The Company’s practice is to recognize interest and penalties associated with its unrecognized tax benefits as a component of income tax expense in the Company’s Consolidated Statements of Operations. During fiscal 2017, the Company accrued a provision for interest expense of $0.2 million. As of February 3, 2018, the liability for uncertain tax positions reflected in the Company’s Consolidated Balance Sheets was $3.1 million, including accrued interest and penalties of $2.3 million.


On December 22, 2017, the Tax Cuts and Jobs Act (the “Act”) was enacted. The Act makes broad and complex change to the U.S. tax code including a significant reduction to the U.S. federal corporate tax rate from 35 percent to 21 percent effective January 1, 2018. Accordingly, the federal deferred tax assets were written down to account for the change. The write down is reflected in both the valuation allowance and the deferred tax assets which total $34.0 million.
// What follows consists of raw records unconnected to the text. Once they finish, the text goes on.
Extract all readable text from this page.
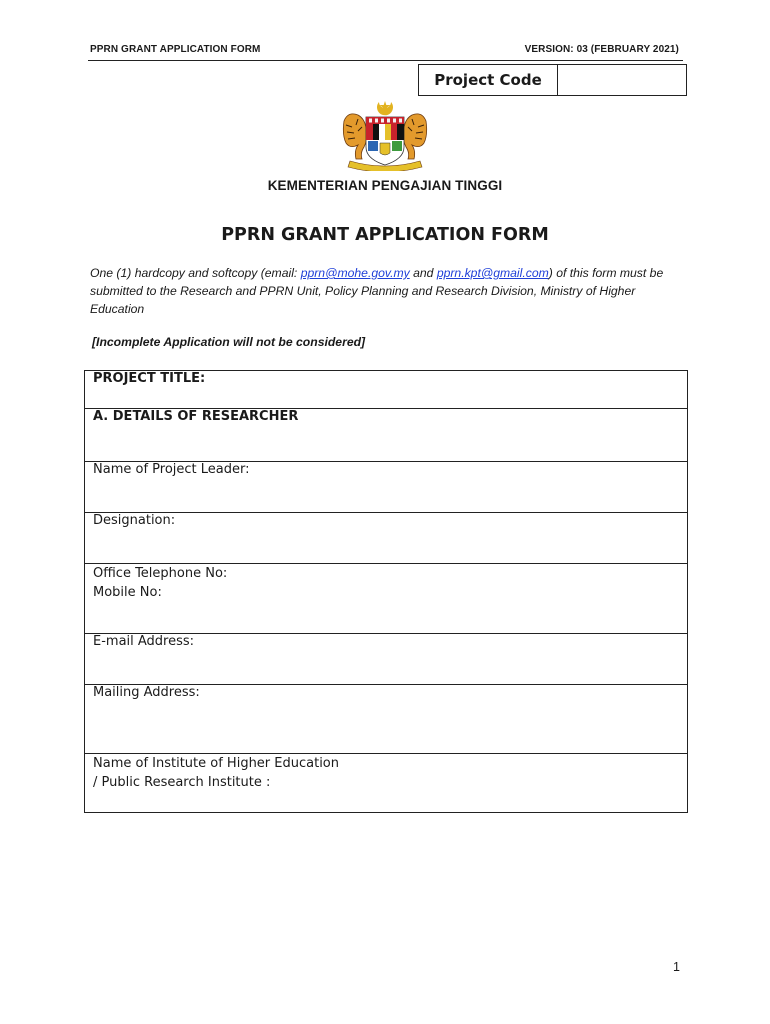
PPRN GRANT APPLICATION FORM	VERSION: 03 (FEBRUARY 2021)
Project Code
KEMENTERIAN PENGAJIAN TINGGI
PPRN GRANT APPLICATION FORM
One (1) hardcopy and softcopy (email: pprn@mohe.gov.my and pprn.kpt@gmail.com) of this form must be submitted to the Research and PPRN Unit, Policy Planning and Research Division, Ministry of Higher Education
[Incomplete Application will not be considered]
PROJECT TITLE:
A. DETAILS OF RESEARCHER
Name of Project Leader:
Designation:

Office Telephone No:
Mobile No:

E-mail Address:
Mailing Address:

Name of Institute of Higher Education
/ Public Research Institute :
1
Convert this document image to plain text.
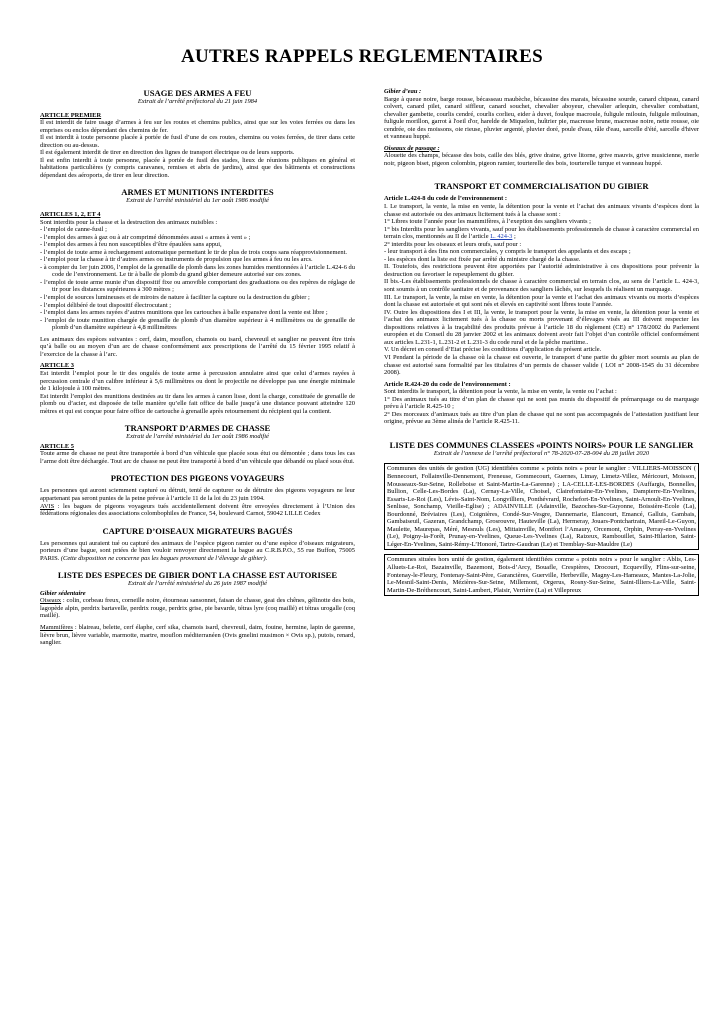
AUTRES RAPPELS REGLEMENTAIRES

USAGE DES ARMES A FEU

Extrait de l’arrêté préfectoral du 21 juin 1984

ARTICLE PREMIER

Il est interdit de faire usage d’armes à feu sur les routes et chemins publics, ainsi que sur les voies ferrées ou dans les emprises ou enclos dépendant des chemins de fer.

Il est interdit à toute personne placée à portée de fusil d’une de ces routes, chemins ou voies ferrées, de tirer dans cette direction ou au-dessus.

Il est également interdit de tirer en direction des lignes de transport électrique ou de leurs supports.

Il est enfin interdit à toute personne, placée à portée de fusil des stades, lieux de réunions publiques en général et habitations particulières (y compris caravanes, remises et abris de jardins), ainsi que des bâtiments et constructions dépendant des aéroports, de tirer en leur direction.

ARMES ET MUNITIONS INTERDITES

Extrait de l’arrêté ministériel du 1er août 1986 modifié

ARTICLES 1, 2, ET 4

Sont interdits pour la chasse et la destruction des animaux nuisibles :

- l’emploi de canne-fusil ;

- l’emploi des armes à gaz ou à air comprimé dénommées aussi « armes à vent » ;

- l’emploi des armes à feu non susceptibles d’être épaulées sans appui,

- l’emploi de toute arme à rechargement automatique permettant le tir de plus de trois coups sans réapprovisionnement.

- l’emploi pour la chasse à tir d’autres armes ou instruments de propulsion que les armes à feu ou les arcs.

- à compter du 1er juin 2006, l’emploi de la grenaille de plomb dans les zones humides mentionnées à l’article L.424-6 du code de l’environnement. Le tir à balle de plomb du grand gibier demeure autorisé sur ces zones.

- l’emploi de toute arme munie d’un dispositif fixe ou amovible comportant des graduations ou des repères de réglage de tir pour les distances supérieures à 300 mètres ;

- l’emploi de sources lumineuses et de miroirs de nature à faciliter la capture ou la destruction du gibier ;

- l’emploi délibéré de tout dispositif électrocutant ;

- l’emploi dans les armes rayées d’autres munitions que les cartouches à balle expansive dont la vente est libre ;

- l’emploi de toute munition chargée de grenaille de plomb d’un diamètre supérieur à 4 millimètres ou de grenaille de plomb d’un diamètre supérieur à 4,8 millimètres

Les animaux des espèces suivantes : cerf, daim, mouflon, chamois ou isard, chevreuil et sanglier ne peuvent être tirés qu’à balle ou au moyen d’un arc de chasse conformément aux prescriptions de l’arrêté du 15 février 1995 relatif à l’exercice de la chasse à l’arc.

ARTICLE 3

Est interdit l’emploi pour le tir des ongulés de toute arme à percussion annulaire ainsi que celui d’armes rayées à percussion centrale d’un calibre inférieur à 5,6 millimètres ou dont le projectile ne développe pas une énergie minimale de 1 kilojoule à 100 mètres.

Est interdit l’emploi des munitions destinées au tir dans les armes à canon lisse, dont la charge, constituée de grenaille de plomb ou d’acier, est disposée de telle manière qu’elle fait office de balle jusqu’à une distance pouvant atteindre 120 mètres et qui est conçue pour faire office de cartouche à grenaille après retournement du récipient qui la contient.

TRANSPORT D’ARMES DE CHASSE

Extrait de l’arrêté ministériel du 1er août 1986 modifié

ARTICLE 5

Toute arme de chasse ne peut être transportée à bord d’un véhicule que placée sous étui ou démontée ; dans tous les cas l’arme doit être déchargée. Tout arc de chasse ne peut être transporté à bord d’un véhicule que débandé ou placé sous étui.

PROTECTION DES PIGEONS VOYAGEURS

Les personnes qui auront sciemment capturé ou détruit, tenté de capturer ou de détruire des pigeons voyageurs ne leur appartenant pas seront punies de la peine prévue à l’article 11 de la loi du 23 juin 1994.

AVIS : les bagues de pigeons voyageurs tués accidentellement doivent être envoyées directement à l’Union des fédérations régionales des associations colombophiles de France, 54, boulevard Carnot, 59042 LILLE Cedex

CAPTURE D’OISEAUX MIGRATEURS BAGUÉS

Les personnes qui auraient tué ou capturé des animaux de l’espèce pigeon ramier ou d’une espèce d’oiseaux migrateurs, porteurs d’une bague, sont priées de bien vouloir renvoyer directement la bague au C.R.B.P.O., 55 rue Buffon, 75005 PARIS. (Cette disposition ne concerne pas les bagues provenant de l’élevage de gibier).

LISTE DES ESPECES DE GIBIER DONT LA CHASSE EST AUTORISEE

Extrait de l’arrêté ministériel du 26 juin 1987 modifié

Gibier sédentaire

Oiseaux : colin, corbeau freux, corneille noire, étourneau sansonnet, faisan de chasse, geai des chênes, gélinotte des bois, lagopède alpin, perdrix bartavelle, perdrix rouge, perdrix grise, pie bavarde, tétras lyre (coq maillé) et tétras urogalle (coq maillé).

Mammifères : blaireau, belette, cerf élaphe, cerf sika, chamois isard, chevreuil, daim, fouine, hermine, lapin de garenne, lièvre brun, lièvre variable, marmotte, martre, mouflon méditerranéen (Ovis gmelini musimon × Ovis sp.), putois, renard, sanglier.

Gibier d’eau :

Barge à queue noire, barge rousse, bécasseau maubèche, bécassine des marais, bécassine sourde, canard chipeau, canard colvert, canard pilet, canard siffleur, canard souchet, chevalier aboyeur, chevalier arlequin, chevalier combattant, chevalier gambette, courlis cendré, courlis corlieu, eider à duvet, foulque macroule, fuligule milouin, fuligule milouinan, fuligule morillon, garrot à l'oeil d'or, harelde de Miquelon, huîtrier pie, macreuse brune, macreuse noire, nette rousse, oie cendrée, oie des moissons, oie rieuse, pluvier argenté, pluvier doré, poule d'eau, râle d'eau, sarcelle d'été, sarcelle d'hiver et vanneau huppé.

Oiseaux de passage :

Alouette des champs, bécasse des bois, caille des blés, grive draine, grive litorne, grive mauvis, grive musicienne, merle noir, pigeon biset, pigeon colombin, pigeon ramier, tourterelle des bois, tourterelle turque et vanneau huppé.

TRANSPORT ET COMMERCIALISATION DU GIBIER

Article L.424-8 du code de l’environnement :

I. Le transport, la vente, la mise en vente, la détention pour la vente et l’achat des animaux vivants d’espèces dont la chasse est autorisée ou des animaux licitement tués à la chasse sont :

1° Libres toute l’année pour les mammifères, à l’exeption des sangliers vivants ;

1° bis Interdits pour les sangliers vivants, sauf pour les établissements professionnels de chasse à caractère commercial en terrain clos, mentionnés au II de l’article L. 424-3 ;

2° interdits pour les oiseaux et leurs œufs, sauf pour :

- leur transport à des fins non commerciales, y compris le transport des appelants et des escaps ;

- les espèces dont la liste est fixée par arrêté du ministre chargé de la chasse.

II. Toutefois, des restrictions peuvent être apportées par l’autorité administrative à ces dispositions pour prévenir la destruction ou favoriser le repeuplement du gibier.

II bis.-Les établissements professionnels de chasse à caractère commercial en terrain clos, au sens de l’article L. 424-3, sont soumis à un contrôle sanitaire et de provenance des sangliers lâchés, sur lesquels ils réalisent un marquage.

III. Le transport, la vente, la mise en vente, la détention pour la vente et l’achat des animaux vivants ou morts d’espèces dont la chasse est autorisée et qui sont nés et élevés en captivité sont libres toute l’année.

IV. Outre les dispositions des I et III, la vente, le transport pour la vente, la mise en vente, la détention pour la vente et l’achat des animaux licitement tués à la chasse ou morts provenant d’élevages visés au III doivent respecter les dispositions relatives à la traçabilité des produits prévue à l’article 18 du règlement (CE) n° 178/2002 du Parlement européen et du Conseil du 28 janvier 2002 et les animaux doivent avoir fait l’objet d’un contrôle officiel conformément aux articles L.231-1, L.231-2 et L.231-3 du code rural et de la pêche maritime..

V. Un décret en conseil d’Etat précise les conditions d’application du présent article.

VI Pendant la période de la chasse où la chasse est ouverte, le transport d’une partie du gibier mort soumis au plan de chasse est autorisé sans formalité par les titulaires d’un permis de chasser valide ( LOI n° 2008-1545 du 31 décembre 2008).

Article R.424-20 du code de l’environnement :

Sont interdits le transport, la détention pour la vente, la mise en vente, la vente ou l’achat :

1° Des animaux tués au titre d’un plan de chasse qui ne sont pas munis du dispositif de prémarquage ou de marquage prévu à l’article R.425-10 ;

2° Des morceaux d’animaux tués au titre d’un plan de chasse qui ne sont pas accompagnés de l’attestation justifiant leur origine, prévue au 3ème alinéa de l’article R.425-11.

LISTE DES COMMUNES CLASSEES «POINTS NOIRS» POUR LE SANGLIER

Extrait de l’annexe de l’arrêté préfectoral n° 78-2020-07-28-004 du 28 juillet 2020

Communes des unités de gestion (UG) identifiées comme « points noirs » pour le sanglier : VILLIERS-MOISSON ( Bennecourt, Follainville-Dennemont, Freneuse, Gommecourt, Guernes, Limay, Limetz-Villez, Méricourt, Moisson, Mousseaux-Sur-Seine, Rolleboise et Saint-Martin-La-Garenne) ; LA-CELLE-LES-BORDES (Auffargis, Bonnelles, Bullion, Celle-Les-Bordes (La), Cernay-La-Ville, Choisel, Clairefontaine-En-Yvelines, Dampierre-En-Yvelines, Essarts-Le-Roi (Les), Lévis-Saint-Nom, Longvilliers, Ponthévrard, Rochefort-En-Yvelines, Saint-Arnoult-En-Yvelines, Senlisse, Sonchamp, Vieille-Eglise) ; ADAINVILLE (Adainville, Bazoches-Sur-Guyonne, Boissière-Ecole (La), Bourdonné, Bréviaires (Les), Coignières, Condé-Sur-Vesgre, Dannemarie, Elancourt, Emancé, Galluis, Gambais, Gambaiseuil, Gazeran, Grandchamp, Grosrouvre, Hauteville (La), Hermeray, Jouars-Pontchartrain, Mareil-Le-Guyon, Maulette, Maurepas, Méré, Mesnuls (Les), Mittainville, Montfort l’Amaury, Orcemont, Orphin, Perray-en-Yvelines (Le), Poigny-la-Forêt, Prunay-en-Yvelines, Queue-Les-Yvelines (La), Raizeux, Rambouillet, Saint-Hilarion, Saint-Léger-En-Yvelines, Saint-Rémy-L’Honoré, Tartre-Gaudran (Le) et Tremblay-Sur-Mauldre (Le)

Communes situées hors unité de gestion, également identifiées comme « points noirs » pour le sanglier : Ablis, Les-Alluets-Le-Roi, Bazainville, Bazemont, Bois-d’Arcy, Bouafle, Crespières, Drocourt, Ecquevilly, Flins-sur-seine, Fontenay-le-Fleury, Fontenay-Saint-Père, Garancières, Guerville, Herbeville, Magny-Les-Hameaux, Mantes-La-Jolie, Le-Mesnil-Saint-Denis, Mézières-Sur-Seine, Millemont, Orgerus, Rosny-Sur-Seine, Saint-Illiers-La-Ville, Saint-Martin-De-Bréthencourt, Saint-Lambert, Plaisir, Verrière (La) et Villepreux
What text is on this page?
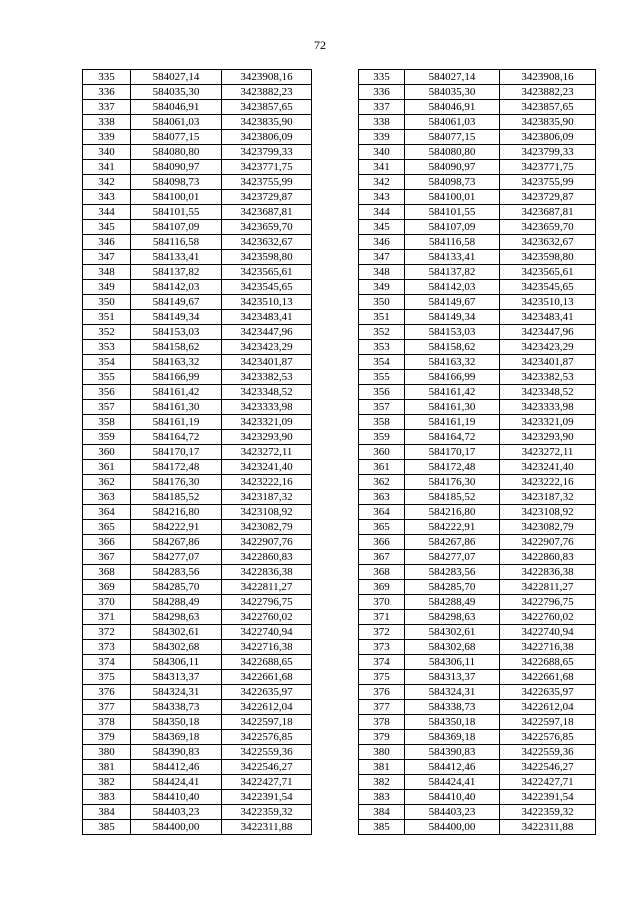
72
335	584027,14	3423908,16
336	584035,30	3423882,23
337	584046,91	3423857,65
338	584061,03	3423835,90
339	584077,15	3423806,09
340	584080,80	3423799,33
341	584090,97	3423771,75
342	584098,73	3423755,99
343	584100,01	3423729,87
344	584101,55	3423687,81
345	584107,09	3423659,70
346	584116,58	3423632,67
347	584133,41	3423598,80
348	584137,82	3423565,61
349	584142,03	3423545,65
350	584149,67	3423510,13
351	584149,34	3423483,41
352	584153,03	3423447,96
353	584158,62	3423423,29
354	584163,32	3423401,87
355	584166,99	3423382,53
356	584161,42	3423348,52
357	584161,30	3423333,98
358	584161,19	3423321,09
359	584164,72	3423293,90
360	584170,17	3423272,11
361	584172,48	3423241,40
362	584176,30	3423222,16
363	584185,52	3423187,32
364	584216,80	3423108,92
365	584222,91	3423082,79
366	584267,86	3422907,76
367	584277,07	3422860,83
368	584283,56	3422836,38
369	584285,70	3422811,27
370	584288,49	3422796,75
371	584298,63	3422760,02
372	584302,61	3422740,94
373	584302,68	3422716,38
374	584306,11	3422688,65
375	584313,37	3422661,68
376	584324,31	3422635,97
377	584338,73	3422612,04
378	584350,18	3422597,18
379	584369,18	3422576,85
380	584390,83	3422559,36
381	584412,46	3422546,27
382	584424,41	3422427,71
383	584410,40	3422391,54
384	584403,23	3422359,32
385	584400,00	3422311,88
335	584027,14	3423908,16
336	584035,30	3423882,23
337	584046,91	3423857,65
338	584061,03	3423835,90
339	584077,15	3423806,09
340	584080,80	3423799,33
341	584090,97	3423771,75
342	584098,73	3423755,99
343	584100,01	3423729,87
344	584101,55	3423687,81
345	584107,09	3423659,70
346	584116,58	3423632,67
347	584133,41	3423598,80
348	584137,82	3423565,61
349	584142,03	3423545,65
350	584149,67	3423510,13
351	584149,34	3423483,41
352	584153,03	3423447,96
353	584158,62	3423423,29
354	584163,32	3423401,87
355	584166,99	3423382,53
356	584161,42	3423348,52
357	584161,30	3423333,98
358	584161,19	3423321,09
359	584164,72	3423293,90
360	584170,17	3423272,11
361	584172,48	3423241,40
362	584176,30	3423222,16
363	584185,52	3423187,32
364	584216,80	3423108,92
365	584222,91	3423082,79
366	584267,86	3422907,76
367	584277,07	3422860,83
368	584283,56	3422836,38
369	584285,70	3422811,27
370	584288,49	3422796,75
371	584298,63	3422760,02
372	584302,61	3422740,94
373	584302,68	3422716,38
374	584306,11	3422688,65
375	584313,37	3422661,68
376	584324,31	3422635,97
377	584338,73	3422612,04
378	584350,18	3422597,18
379	584369,18	3422576,85
380	584390,83	3422559,36
381	584412,46	3422546,27
382	584424,41	3422427,71
383	584410,40	3422391,54
384	584403,23	3422359,32
385	584400,00	3422311,88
This change is also presented in the effective tax rate schedule as a reduction to the current year losses by 79.3%. The valuation allowance rate impact includes an offsetting reduction for the tax rate which results in no change to the provision for income taxes.


The Act also repeals the Corporation Alternative Minimum Tax (“AMT”) for tax years beginning after December 31, 2017.  Any AMT carryover credits will be refundable starting in the 2018 tax year, remaining credit will be fully refundable in 2021, as such, the Company recorded a current benefit in its' financial statements.